RISQUE DE CONFUSION — ARTICLE 8, PARAGRAPHE 1, SOUS B), DU RMUE
Conformément à l’article 8, paragraphe 1, sous b), du RMUE, un risque de confusion existe s’il y a un risque que le public puisse croire que les produits ou services en question, en supposant qu’ils portent les marques en question, proviennent de la même entreprise ou, le cas échéant, d’entreprises économiquement liées. L’existence d’un risque de confusion dépend de l’appréciation, dans une évaluation globale, de plusieurs facteurs qui sont interdépendants. Ces facteurs comprennent la similitude des signes, la similitude des produits et services, le caractère distinctif de la marque antérieure, les éléments distinctifs et dominants des signes en conflit, et le public pertinent.
a) Les produits et services
Les produits et services sur lesquels l’opposition est fondée sont les suivants :
Classe 9 : Programmes informatiques de gestion.
Classe 35 : Publicité et vente de programmes informatiques de gestion.
Classe 37 : Installation, réparation et maintenance de matériel informatique pour systèmes de programmes informatiques ; Installation et réparation d’ordinateurs.
Classe 42 : Conception et développement de matériel et de logiciels informatiques, programmation informatique.
Suite à la limitation de la demande de marque de l’UE, demandée par le déposant le 12/06/2025 et acceptée par l’Office, les produits et services contestés sont les suivants :
Classe 9 : Logiciels ; Logiciels d’application ; Logiciels mobiles ; Logiciels de test de logiciels ; Logiciels de maintenance ; Suites logicielles ; Applications logicielles téléchargeables ; Logiciels de serveur web ; Logiciels de gestion de contenu ; Logiciels d’application web et de serveur ; aucun des produits précités ne s’applique aux programmes informatiques de gestion.
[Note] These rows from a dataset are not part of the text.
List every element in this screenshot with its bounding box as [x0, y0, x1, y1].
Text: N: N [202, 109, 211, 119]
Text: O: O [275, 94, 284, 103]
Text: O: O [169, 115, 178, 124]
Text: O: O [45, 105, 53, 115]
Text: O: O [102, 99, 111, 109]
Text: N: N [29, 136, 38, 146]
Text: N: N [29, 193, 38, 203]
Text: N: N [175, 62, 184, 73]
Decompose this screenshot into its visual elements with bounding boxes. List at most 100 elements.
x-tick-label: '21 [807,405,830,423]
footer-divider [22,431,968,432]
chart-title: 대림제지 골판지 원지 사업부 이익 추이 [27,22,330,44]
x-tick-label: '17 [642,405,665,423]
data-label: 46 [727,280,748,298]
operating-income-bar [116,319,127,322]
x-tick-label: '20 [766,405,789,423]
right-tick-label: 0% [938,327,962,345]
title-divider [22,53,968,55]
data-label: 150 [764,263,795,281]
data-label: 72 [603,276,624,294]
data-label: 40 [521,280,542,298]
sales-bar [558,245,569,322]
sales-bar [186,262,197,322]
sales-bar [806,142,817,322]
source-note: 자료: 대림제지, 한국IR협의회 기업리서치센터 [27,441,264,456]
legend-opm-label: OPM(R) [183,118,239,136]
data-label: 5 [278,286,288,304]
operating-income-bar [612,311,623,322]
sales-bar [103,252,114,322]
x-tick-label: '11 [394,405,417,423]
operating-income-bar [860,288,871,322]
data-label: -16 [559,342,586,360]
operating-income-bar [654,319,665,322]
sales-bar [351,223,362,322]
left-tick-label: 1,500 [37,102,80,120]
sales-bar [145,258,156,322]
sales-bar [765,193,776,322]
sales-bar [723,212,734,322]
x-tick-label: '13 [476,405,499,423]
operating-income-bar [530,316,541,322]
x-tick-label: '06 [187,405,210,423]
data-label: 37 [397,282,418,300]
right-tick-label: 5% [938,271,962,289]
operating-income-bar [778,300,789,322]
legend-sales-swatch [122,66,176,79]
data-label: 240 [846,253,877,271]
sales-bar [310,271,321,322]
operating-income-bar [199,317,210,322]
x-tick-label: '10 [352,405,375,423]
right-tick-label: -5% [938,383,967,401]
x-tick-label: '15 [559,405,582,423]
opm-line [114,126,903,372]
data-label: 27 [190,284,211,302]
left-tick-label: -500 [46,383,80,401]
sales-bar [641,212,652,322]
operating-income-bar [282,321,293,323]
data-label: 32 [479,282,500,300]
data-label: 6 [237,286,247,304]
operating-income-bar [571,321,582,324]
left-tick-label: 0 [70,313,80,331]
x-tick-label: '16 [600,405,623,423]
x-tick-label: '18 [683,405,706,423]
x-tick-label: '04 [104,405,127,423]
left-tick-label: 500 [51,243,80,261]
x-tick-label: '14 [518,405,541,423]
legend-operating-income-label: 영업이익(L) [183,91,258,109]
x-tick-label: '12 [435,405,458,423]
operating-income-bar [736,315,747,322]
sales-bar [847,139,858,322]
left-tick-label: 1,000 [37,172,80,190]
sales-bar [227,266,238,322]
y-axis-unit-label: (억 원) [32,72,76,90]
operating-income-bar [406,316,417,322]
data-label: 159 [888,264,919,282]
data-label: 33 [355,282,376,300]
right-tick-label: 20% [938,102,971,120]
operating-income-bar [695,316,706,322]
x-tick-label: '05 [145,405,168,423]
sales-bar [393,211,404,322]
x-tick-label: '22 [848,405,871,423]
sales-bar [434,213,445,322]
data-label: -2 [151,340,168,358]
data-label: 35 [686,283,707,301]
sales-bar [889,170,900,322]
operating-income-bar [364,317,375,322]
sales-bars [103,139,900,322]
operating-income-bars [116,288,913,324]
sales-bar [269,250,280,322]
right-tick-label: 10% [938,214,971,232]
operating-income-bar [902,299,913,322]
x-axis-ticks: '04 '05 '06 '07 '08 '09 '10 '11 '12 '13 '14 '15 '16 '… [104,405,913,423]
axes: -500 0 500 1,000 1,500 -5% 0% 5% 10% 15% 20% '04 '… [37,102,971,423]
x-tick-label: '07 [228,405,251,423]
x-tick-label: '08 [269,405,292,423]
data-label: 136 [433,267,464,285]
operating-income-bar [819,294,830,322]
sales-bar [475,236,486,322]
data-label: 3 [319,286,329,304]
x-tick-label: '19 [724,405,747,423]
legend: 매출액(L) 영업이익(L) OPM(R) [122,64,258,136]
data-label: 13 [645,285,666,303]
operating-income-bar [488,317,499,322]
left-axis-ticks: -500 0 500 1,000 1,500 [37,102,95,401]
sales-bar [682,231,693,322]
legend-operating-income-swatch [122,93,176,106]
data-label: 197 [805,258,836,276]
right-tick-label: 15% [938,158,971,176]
Classe 35 : Marketing dans le cadre de l’édition de logiciels ; Services de vente au détail de logiciels informatiques ; Services de vente en gros de logiciels informatiques ; aucun des services précités ne s’applique aux programmes informatiques de gestion.
Classe 41 : Formation à l’exploitation de systèmes logiciels ; Cours de formation relatifs aux logiciels informatiques ; Services de formation dans le domaine du développement de logiciels informatiques ; aucun des services précités ne s’applique aux programmes informatiques de gestion.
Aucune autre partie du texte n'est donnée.